Thompson, J. 1984. American Arctic Lichens: The Macrolichens.
Thallus medium-sized, the lobes to 1.5 cm broad, forming rosettes on the substratum; the lobes imbricated and massed; upper side whitish or bluish gray to tan, mottled with black or mainly black, lacking pseudocyphellae, with numerous erect unbranched or rarely slightly branched cylindrical isidia, colored like the surface or tipped with black or all black; lower surface jet black, brown toward the margins, smooth or minutely pitted, lacking rhizines. Upper cortex 18-26 µ; medulla white or partly lavender, 65-240 µ; lower cortex 16-26 µ thick. Apothecia rare, seen only once (Culberson 1965), 3 mm broad, exciple isidiate, the isidia with pyncidia in the tips; spores 8, subglobose to ovoid, 10-13 X 5-8 µ; pycnidia small, immersed in the tips of isidia; conidia straight or slightly curved, 5-10 µ long.

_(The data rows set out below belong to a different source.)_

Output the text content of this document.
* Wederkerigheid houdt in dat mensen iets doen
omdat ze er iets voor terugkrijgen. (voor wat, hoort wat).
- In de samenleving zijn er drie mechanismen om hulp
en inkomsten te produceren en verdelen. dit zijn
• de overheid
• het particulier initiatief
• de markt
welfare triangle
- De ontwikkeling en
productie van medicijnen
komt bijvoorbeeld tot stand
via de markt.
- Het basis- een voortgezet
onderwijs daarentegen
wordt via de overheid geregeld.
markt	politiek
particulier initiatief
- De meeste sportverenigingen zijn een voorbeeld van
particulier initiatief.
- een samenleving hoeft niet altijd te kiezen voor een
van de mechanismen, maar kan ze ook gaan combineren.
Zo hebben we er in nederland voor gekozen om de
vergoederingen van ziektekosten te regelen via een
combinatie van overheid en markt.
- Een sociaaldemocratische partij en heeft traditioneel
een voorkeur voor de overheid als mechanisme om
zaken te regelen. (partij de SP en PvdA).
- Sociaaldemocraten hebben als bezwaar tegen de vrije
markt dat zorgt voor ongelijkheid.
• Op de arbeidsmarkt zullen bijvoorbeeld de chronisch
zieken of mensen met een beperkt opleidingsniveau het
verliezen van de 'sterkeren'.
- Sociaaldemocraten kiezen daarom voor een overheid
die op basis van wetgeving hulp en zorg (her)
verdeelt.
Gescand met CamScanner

Reactions: medulla K — , C — , KC + red or pink, P— .
Contents: atranorin in upper cortex, alectoronic and a-colatollic acids in the medulla.
This species grows over boulders and less commonly on humus in the tundras. A member of the Beringian Element in the Arctic, its range encompasses Siberia and in North America east to the area of Baker Lake and the mouth of the Back River.